I was wonder who would sign a dot local certificate. I hadthe impression you were using 'real' (trusted) certs. -
Correct, they are created outside of PFSense using OpenSSL and then set during the install. Here is the config of the server cert:
##Required
[ req ]
default_bits = 4096
distinguished_name = req_distinguished_name
req_extensions = v3_vpn_server
prompt = no##About the system for the request. Ensure the CN = FQDN
[ req_distinguished_name ]
commonName = $host_name.$INTERNAL_DOMAIN_NAME
countryName = $COUNTRY
stateOrProvinceName = $STATE
localityName = $LOCATION
organizationName = $ORGANIZATION##Extensions to add to a certificate request for how it will be used
[ v3_vpn_server ]
basicConstraints = critical, CA:FALSE
subjectKeyIdentifier = hash
keyUsage = critical, nonRepudiation, digitalSignature, keyEncipherment, keyAgreement
extendedKeyUsage = critical, serverAuth
subjectAltName = @alt_vpn_server##The other names your server may be connected to as
[alt_vpn_server]
DNS.1 = $host_name
DNS.2 = $host_name.$INTERNAL_DOMAIN_NAME
DNS.3 = *.$INTERNAL_DOMAIN_NAME -
It's the 'purpose' flags set on the cert. For example on a cert created in pfSense:
steve@steve-MMLP7AP-00 /tmp/mozilla_steve0 $ openssl x509 -noout -purpose -in FreeRADIUS+Server+Certificate.crt Certificate purposes: SSL client : No SSL client CA : No SSL server : Yes SSL server CA : No Netscape SSL server : Yes Netscape SSL server CA : No S/MIME signing : No S/MIME signing CA : No S/MIME encryption : No S/MIME encryption CA : No CRL signing : No CRL signing CA : No Any Purpose : Yes Any Purpose CA : Yes OCSP helper : Yes OCSP helper CA : No Time Stamp signing : No Time Stamp signing CA : NoThough as I understand it most things ignore this so it's unlikely you would see an issue using that cert for the pfSense webgui.
-
@stephenw10 Dont know if you got my response to this...I think I replied via email and Im not sure if that works. I did find some things to clean up in my cert creation process but I still havent been able to get this flag to show up. I use openssl to create my certs...do you know what switch on openssl to use or if there is a value in the config or x509 settings that would kick this off? It dosent seem like its a big deal...things seem to work but would be nice to get everything to line up. Thank you for taking a look though!
-
My understanding is that the flag is largely deprecated which is why it works fine and most things ignore it.

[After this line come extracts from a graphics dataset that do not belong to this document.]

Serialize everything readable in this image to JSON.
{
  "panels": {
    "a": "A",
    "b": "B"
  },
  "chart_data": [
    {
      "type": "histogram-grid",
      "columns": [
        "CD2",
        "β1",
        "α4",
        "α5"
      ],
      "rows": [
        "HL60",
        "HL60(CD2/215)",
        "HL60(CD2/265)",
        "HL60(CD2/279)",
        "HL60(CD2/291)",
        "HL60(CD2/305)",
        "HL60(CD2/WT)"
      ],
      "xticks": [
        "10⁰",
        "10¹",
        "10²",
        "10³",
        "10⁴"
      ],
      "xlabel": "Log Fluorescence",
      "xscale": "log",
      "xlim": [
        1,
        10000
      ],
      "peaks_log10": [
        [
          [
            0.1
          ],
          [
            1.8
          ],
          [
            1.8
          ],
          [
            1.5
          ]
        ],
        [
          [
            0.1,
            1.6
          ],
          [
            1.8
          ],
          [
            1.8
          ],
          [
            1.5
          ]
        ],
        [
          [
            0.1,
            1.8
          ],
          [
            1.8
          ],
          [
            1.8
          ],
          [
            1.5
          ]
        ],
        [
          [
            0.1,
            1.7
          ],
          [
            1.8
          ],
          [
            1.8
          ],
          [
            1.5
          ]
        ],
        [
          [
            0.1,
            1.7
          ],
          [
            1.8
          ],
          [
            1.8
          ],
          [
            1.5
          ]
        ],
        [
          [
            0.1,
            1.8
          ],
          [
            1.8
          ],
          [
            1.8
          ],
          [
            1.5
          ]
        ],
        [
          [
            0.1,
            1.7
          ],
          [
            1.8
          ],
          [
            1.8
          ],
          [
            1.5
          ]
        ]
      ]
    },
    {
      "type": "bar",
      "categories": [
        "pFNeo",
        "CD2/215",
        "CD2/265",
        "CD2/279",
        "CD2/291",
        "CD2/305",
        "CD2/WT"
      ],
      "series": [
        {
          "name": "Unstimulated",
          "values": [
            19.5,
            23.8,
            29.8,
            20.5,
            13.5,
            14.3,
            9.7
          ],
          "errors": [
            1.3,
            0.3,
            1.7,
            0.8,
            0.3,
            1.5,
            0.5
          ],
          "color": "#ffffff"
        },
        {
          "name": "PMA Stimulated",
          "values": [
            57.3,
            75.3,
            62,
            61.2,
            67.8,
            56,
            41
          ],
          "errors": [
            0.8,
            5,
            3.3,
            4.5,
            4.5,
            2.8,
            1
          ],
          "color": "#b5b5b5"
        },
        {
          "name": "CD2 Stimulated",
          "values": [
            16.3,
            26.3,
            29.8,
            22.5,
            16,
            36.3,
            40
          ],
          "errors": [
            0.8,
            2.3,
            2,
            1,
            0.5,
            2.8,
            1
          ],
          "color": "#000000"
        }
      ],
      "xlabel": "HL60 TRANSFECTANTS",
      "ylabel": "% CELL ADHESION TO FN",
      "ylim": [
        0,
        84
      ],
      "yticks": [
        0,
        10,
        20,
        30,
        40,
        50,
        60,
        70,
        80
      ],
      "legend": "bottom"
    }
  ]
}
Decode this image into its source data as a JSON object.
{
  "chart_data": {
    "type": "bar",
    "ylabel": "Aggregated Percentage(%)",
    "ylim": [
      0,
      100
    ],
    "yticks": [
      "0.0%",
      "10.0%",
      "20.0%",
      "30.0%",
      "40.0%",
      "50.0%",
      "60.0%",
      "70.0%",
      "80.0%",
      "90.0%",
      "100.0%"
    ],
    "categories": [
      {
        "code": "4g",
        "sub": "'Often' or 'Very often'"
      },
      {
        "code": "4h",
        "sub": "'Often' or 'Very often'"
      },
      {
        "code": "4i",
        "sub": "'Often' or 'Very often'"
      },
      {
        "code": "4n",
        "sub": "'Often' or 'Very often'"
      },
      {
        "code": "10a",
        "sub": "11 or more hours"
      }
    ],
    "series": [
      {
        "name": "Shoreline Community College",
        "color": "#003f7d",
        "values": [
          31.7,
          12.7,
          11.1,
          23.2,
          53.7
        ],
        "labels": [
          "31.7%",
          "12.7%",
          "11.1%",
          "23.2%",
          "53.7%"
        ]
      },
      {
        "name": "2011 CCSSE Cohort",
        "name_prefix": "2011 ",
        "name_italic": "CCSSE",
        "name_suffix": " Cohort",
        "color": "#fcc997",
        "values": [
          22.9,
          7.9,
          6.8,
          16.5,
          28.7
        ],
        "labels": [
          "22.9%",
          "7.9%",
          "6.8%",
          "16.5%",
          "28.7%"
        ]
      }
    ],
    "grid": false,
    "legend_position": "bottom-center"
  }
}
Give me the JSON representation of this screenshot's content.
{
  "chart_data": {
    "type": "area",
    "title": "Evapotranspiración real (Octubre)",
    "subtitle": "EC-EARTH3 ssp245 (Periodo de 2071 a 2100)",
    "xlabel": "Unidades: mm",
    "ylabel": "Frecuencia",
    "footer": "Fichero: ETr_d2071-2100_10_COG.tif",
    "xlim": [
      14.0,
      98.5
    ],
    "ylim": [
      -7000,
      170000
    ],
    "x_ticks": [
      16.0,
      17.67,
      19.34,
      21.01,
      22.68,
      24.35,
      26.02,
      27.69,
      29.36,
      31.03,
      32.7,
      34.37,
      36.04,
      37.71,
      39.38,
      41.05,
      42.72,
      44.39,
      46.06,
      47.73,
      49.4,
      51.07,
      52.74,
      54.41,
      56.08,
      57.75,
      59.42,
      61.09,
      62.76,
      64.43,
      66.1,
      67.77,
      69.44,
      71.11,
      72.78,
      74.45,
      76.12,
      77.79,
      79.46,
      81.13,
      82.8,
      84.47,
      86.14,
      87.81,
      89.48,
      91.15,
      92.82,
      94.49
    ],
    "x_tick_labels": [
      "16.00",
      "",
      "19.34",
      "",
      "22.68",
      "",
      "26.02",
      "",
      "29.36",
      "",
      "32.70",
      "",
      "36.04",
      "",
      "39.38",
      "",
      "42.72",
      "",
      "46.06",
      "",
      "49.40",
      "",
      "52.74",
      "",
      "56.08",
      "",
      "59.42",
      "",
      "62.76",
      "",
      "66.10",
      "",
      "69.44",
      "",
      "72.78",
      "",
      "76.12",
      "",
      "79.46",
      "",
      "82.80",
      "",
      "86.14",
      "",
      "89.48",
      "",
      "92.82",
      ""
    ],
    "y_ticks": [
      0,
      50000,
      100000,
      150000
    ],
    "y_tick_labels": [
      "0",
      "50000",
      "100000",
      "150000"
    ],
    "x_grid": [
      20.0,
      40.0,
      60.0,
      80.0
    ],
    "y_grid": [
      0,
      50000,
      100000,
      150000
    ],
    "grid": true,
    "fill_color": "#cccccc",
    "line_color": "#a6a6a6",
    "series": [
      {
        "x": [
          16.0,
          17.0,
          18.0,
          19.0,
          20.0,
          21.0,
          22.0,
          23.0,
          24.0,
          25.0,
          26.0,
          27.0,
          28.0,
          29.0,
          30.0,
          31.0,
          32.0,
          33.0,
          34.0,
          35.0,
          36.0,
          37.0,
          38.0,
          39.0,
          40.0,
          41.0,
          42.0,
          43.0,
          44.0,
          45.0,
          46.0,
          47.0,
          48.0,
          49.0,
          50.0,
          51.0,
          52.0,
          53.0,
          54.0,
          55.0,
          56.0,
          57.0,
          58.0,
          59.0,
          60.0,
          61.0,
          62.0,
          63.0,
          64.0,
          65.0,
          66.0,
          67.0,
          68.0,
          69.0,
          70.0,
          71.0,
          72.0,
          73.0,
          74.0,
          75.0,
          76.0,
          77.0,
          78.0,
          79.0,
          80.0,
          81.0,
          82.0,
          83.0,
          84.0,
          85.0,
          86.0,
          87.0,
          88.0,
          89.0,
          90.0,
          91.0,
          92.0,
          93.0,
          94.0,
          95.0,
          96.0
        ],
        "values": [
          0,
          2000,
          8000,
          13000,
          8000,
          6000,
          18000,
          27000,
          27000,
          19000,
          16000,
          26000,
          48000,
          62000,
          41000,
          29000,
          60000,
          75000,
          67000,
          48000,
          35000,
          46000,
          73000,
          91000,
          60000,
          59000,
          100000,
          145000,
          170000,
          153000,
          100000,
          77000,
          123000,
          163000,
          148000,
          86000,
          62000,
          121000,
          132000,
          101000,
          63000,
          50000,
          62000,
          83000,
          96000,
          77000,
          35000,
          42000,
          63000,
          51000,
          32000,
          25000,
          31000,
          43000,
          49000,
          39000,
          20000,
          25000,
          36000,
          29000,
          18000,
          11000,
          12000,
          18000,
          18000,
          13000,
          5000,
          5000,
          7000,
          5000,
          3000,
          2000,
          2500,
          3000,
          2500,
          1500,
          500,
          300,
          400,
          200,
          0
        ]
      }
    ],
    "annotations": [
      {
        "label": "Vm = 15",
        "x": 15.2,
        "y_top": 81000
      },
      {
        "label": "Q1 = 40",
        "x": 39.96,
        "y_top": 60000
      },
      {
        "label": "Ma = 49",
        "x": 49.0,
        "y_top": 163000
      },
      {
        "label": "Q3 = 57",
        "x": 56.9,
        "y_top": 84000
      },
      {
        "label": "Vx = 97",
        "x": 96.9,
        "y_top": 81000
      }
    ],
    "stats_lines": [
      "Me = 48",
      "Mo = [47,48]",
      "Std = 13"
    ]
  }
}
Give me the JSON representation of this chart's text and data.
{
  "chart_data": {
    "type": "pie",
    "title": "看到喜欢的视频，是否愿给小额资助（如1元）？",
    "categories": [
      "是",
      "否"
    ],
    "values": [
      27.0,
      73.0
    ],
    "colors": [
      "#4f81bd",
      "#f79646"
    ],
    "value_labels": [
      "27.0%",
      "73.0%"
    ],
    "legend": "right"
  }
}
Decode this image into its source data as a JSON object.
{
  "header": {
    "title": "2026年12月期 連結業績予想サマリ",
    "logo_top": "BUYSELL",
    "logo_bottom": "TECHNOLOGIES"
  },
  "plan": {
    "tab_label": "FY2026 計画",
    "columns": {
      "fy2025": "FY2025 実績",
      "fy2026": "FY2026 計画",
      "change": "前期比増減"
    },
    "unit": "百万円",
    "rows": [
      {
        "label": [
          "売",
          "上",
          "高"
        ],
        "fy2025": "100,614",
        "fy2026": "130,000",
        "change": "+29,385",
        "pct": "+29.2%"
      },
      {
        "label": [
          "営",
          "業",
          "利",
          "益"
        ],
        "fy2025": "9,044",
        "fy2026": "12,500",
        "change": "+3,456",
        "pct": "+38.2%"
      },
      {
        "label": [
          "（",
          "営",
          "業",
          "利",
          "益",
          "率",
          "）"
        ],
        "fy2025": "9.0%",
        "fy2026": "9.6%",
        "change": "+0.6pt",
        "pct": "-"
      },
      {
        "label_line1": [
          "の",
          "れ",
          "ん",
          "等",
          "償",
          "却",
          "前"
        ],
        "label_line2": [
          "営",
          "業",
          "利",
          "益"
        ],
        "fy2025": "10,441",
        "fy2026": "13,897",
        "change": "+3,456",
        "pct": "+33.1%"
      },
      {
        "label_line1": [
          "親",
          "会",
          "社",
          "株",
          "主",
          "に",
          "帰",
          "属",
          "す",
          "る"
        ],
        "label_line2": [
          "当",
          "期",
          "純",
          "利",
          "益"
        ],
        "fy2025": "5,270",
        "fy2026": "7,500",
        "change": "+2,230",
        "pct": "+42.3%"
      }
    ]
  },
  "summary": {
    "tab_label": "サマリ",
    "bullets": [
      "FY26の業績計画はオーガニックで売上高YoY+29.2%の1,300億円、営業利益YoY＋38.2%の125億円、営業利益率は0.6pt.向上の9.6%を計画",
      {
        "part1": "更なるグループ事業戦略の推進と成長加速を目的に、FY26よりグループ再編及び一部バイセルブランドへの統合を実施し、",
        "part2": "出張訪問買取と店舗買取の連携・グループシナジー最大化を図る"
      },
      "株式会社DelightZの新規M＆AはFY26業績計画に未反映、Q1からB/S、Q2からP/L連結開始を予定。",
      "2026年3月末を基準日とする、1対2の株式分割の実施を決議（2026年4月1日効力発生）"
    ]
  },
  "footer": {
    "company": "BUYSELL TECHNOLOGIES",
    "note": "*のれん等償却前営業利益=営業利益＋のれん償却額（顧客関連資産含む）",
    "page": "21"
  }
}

I've never really tried but I would expect to be able to set that if you're creating it with openssl.Steve
-
@stephenw10 Thats what Im looking for is the flag for openssl...I cant seem to find it anywhere. It dosent seem like its used much..would just like to find it so the UI looks right.
-
Hmm, I guess I would start digging here:
https://github.com/pfsense/pfsense/blob/master/src/etc/inc/certs.inc#L688 -
@stephenw10 Wow, I think thats it! perfect! I was just adjusting those attributes for something else and I think I need that attribute for the VPN sever actually...was having issues with that. Great timing, thanks!
-
Ha, lucky!
-
@stephenw10 I have this working correctly now! Thank you so much for your help!
-
Ah, nice! What was the required incantation?
-
@stephenw10 I needed to add server into the nsCertType and serverAuth into extendedKeyUsage in the x509 extensions but need to add the x509 extensions as a command line arg to openssl, adding them into the config file dosent seem to work. Have to create it this way:
openssl x509 -CAcreateserial -req -days 7300
-in $cert_dir/$cert_name.csr
-CA $cert_dir/id_rsa.crt
-CAkey $cert_dir/id_rsa
-passin pass:$ca_pwd
-sha256
-extfile <(printf "$extFile")
-out $cert_dir/$cert_name.crtthe -extfile get the contests of the x509 stuff.